Statistical assessments

In order to assess whether AD and control groups have statistically significant network properties, we use non-parametric Wilcoxon’s ranksum test. The results with P < 0.05 are considered to be statistically significant. All computations are performed using MatLab and its associated toolboxes.

Results

Global communicability

The first set of metrics studied in this work is those related to the global communicability between the nodes and include global efficiency, node and edge betweenness centrality, which are computed based on shortest paths. Fig. 1 shows the global efficiency when different methods are used. There are variations across the connectivity extraction and binarization methods. The nonlinear methods (phase order and synchronization likelihood) show significant differences between AD and controls in neither of binarization methods. When the connectivity values are estimated by coherence, AD networks show significant decrease in the global efficiency when MCC or Threshold are used for binarization. This pattern is observed for Density when correlation is used for connectivity estimation. We find similar pattern for the node and edge betweenness centrality measures (Figs 2 and 3). We find extensive increase of node/edge betweenness centrality in AD brains for different threshold values when coherence is used to measure the connectives. Apart from some patchy changes (both decrease and increase), there are no significant changes for the other connectivity estimation methods.

Figure 1

Global Efficiency of EEG-based functional networks in AD and healthy controls in alpha band (7–13 Hz).

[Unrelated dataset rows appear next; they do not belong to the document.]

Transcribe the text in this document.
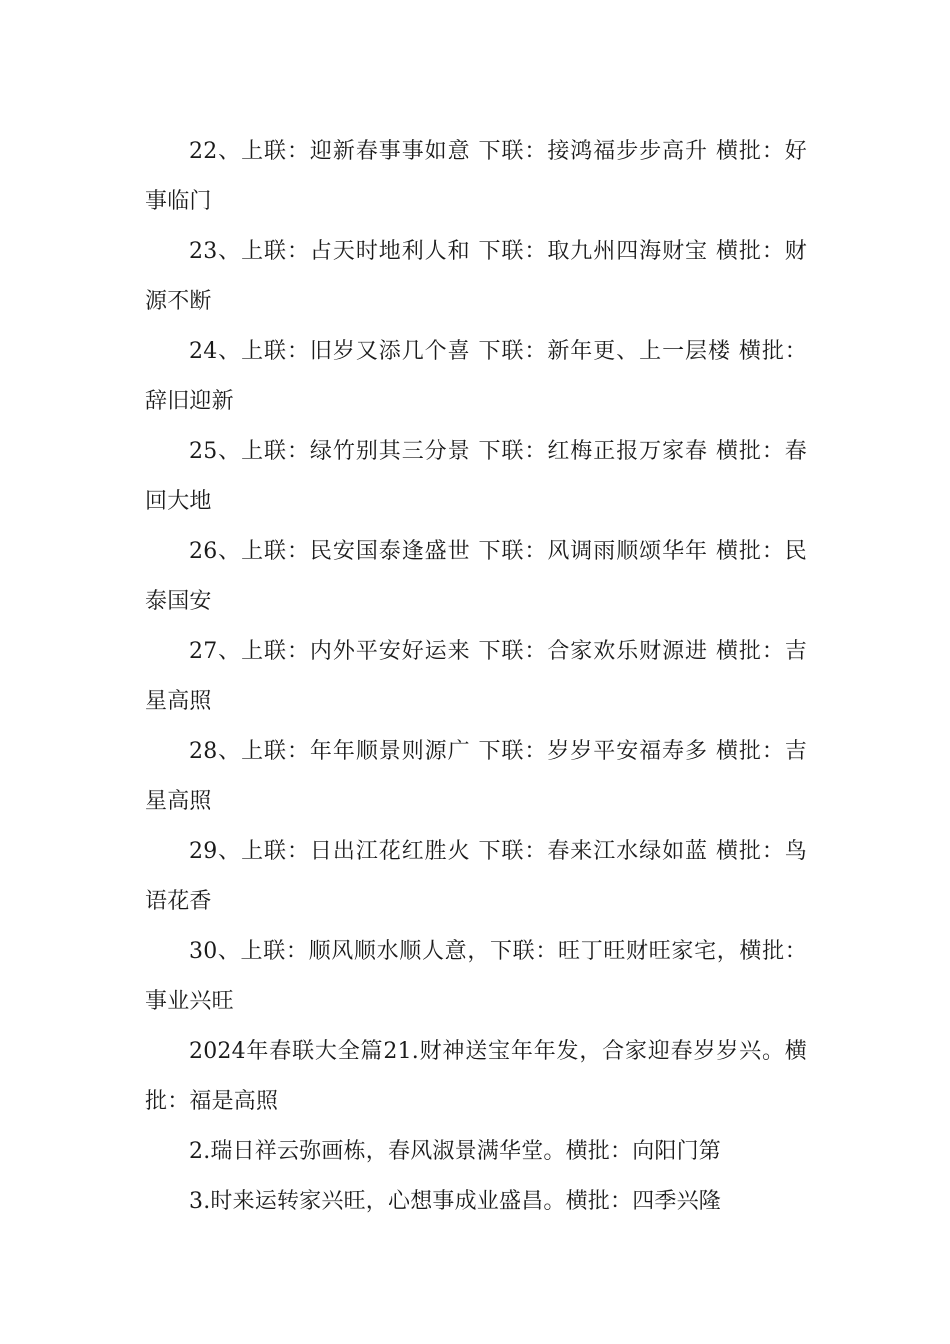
22、上联：迎新春事事如意 下联：接鸿福步步高升 横批：好事临门

23、上联：占天时地利人和 下联：取九州四海财宝 横批：财源不断

24、上联：旧岁又添几个喜 下联：新年更、上一层楼 横批：辞旧迎新

25、上联：绿竹别其三分景 下联：红梅正报万家春 横批：春回大地

26、上联：民安国泰逢盛世 下联：风调雨顺颂华年 横批：民泰国安

27、上联：内外平安好运来 下联：合家欢乐财源进 横批：吉星高照

28、上联：年年顺景则源广 下联：岁岁平安福寿多 横批：吉星高照

29、上联：日出江花红胜火 下联：春来江水绿如蓝 横批：鸟语花香

30、上联：顺风顺水顺人意，下联：旺丁旺财旺家宅，横批：事业兴旺

2024年春联大全篇21.财神送宝年年发，合家迎春岁岁兴。横批：福是高照

2.瑞日祥云弥画栋，春风淑景满华堂。横批：向阳门第

3.时来运转家兴旺，心想事成业盛昌。横批：四季兴隆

The graphs show group-level mean values with the asteric above the lines indicating a significant difference between AD and Control groups (P < 0.05; Wlcoxon’s ranksum test). Different methods are used to estimate the connectivity matrices, from left column to the right: Correlation, Coherence, Phase Order, and Synchronization Likelihood. The weighted connectivity matrices are binarized using MCC or MST (top panel), Threshold (middle panel), or Density (bottom panel); see the text for complete description of the methods.